Coronavirus, rientro degli Italiani dall'estero. Cosa fare
Durante l'emergenza Coronavirus è bene sapere cosa devono fare gli Italiani che tornano dall'Estero, con qualsiasi mezzo di trasporto.
Al fine di contenere la diffusione del contagio e di contenere l'emergenza, un Decreto firmato dal Ministro dei Trasporti e dal Ministro della Salute, prevede che al rientro il cittadino sia sottoposto all'autoisolamento e alla sorveglianza sanitaria per 14 giorni anche in assenza di sintomi.
Controlli aeroportuali
I connazionali che rientrano in Italia da altri Paesi verranno sottoposti ai controlli aeroportuali previsti e attivati, fin dall’inizio dell’emergenza, grazie al supporto e alla disponibilità del volontariato di protezione civile e del personale sanitario. La Polizia di Stato effettuerà i consueti controlli di frontiera agevolando la compilazione della prevista autocertificazione per il rientro presso il proprio domicilio, residenza o abitazione.

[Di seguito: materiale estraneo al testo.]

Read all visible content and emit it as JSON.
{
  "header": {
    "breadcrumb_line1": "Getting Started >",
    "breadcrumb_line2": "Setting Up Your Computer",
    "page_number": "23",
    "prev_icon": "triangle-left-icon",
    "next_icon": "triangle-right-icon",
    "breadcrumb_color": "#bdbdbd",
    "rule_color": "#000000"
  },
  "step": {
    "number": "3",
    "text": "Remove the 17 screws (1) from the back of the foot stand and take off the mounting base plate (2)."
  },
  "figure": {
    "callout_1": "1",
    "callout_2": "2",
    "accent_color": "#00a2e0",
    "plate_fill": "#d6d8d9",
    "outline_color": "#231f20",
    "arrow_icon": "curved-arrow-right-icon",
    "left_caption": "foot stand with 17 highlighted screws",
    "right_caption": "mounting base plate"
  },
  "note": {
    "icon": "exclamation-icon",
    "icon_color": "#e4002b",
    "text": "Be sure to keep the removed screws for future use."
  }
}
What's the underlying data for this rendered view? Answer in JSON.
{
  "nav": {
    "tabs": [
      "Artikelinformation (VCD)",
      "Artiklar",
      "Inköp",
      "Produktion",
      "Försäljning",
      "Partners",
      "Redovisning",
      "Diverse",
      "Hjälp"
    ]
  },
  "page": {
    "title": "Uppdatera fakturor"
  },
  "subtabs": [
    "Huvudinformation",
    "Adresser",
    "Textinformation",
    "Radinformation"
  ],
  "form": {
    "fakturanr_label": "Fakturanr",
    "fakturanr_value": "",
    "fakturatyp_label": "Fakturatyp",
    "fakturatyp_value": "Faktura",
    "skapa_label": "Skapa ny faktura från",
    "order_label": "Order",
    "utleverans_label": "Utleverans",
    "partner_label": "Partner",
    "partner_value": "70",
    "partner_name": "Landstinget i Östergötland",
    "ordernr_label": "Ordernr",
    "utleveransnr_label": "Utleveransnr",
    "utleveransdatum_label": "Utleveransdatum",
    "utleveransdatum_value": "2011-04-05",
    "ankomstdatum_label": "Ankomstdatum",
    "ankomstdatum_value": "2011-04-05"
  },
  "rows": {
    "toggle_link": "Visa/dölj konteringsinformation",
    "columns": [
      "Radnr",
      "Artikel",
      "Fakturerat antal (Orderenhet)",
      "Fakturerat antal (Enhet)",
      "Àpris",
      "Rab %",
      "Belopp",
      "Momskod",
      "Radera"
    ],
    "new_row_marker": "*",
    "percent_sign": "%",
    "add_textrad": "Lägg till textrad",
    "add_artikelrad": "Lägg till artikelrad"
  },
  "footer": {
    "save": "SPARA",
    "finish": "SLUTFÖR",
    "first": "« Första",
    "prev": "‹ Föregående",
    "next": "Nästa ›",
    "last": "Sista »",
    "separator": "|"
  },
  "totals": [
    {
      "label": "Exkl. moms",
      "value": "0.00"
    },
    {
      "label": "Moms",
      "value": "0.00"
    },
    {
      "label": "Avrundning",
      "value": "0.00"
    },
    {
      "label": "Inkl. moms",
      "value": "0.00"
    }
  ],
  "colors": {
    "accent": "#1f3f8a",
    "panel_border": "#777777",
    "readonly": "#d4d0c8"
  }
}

Chi potrà raggiungere lo scalo aereo, ferroviario o marittimo
In ottemperanza alle misure vigenti per la mobilità delle persone all’interno del territorio nazionale, sarà consentito ad una sola persona raggiungere lo scalo aereo, ferroviario o marittimo, per agevolare il rientro verso la residenza o il domicilio del connazionale.
Lo spostamento in questione rientrerà tra le fattispecie di “stato di necessità” che dovrà essere autocertificato con il modulo messo a disposizione del Viminale, compilato in tutte le sue parti indicando, in particolare per il tragitto percorso.
Obbligo di comunicazione all'Azienda Sanitaria locale
Inoltre, come previsto dal Decreto 120/2020 del Ministero delle Infrastrutture e dei Trasporti, di concerto con il Ministero della Salute, i connazionali che rientrano dall’estero, anche in assenza di sintomi riconducibili al Covid-19, dovranno obbligatoriamente comunicare il proprio ingresso in Italia al Dipartimento di prevenzione dell’Azienda Sanitaria locale.
Sorveglianza sanitaria e isolamento fiduciario
Gli Italiani che rientrano dall'estero saranno sottoposti alla sorveglianza sanitaria e all’isolamento fiduciario per un periodo di quattordici giorni, quindi dovranno restare a casa senza poter uscire.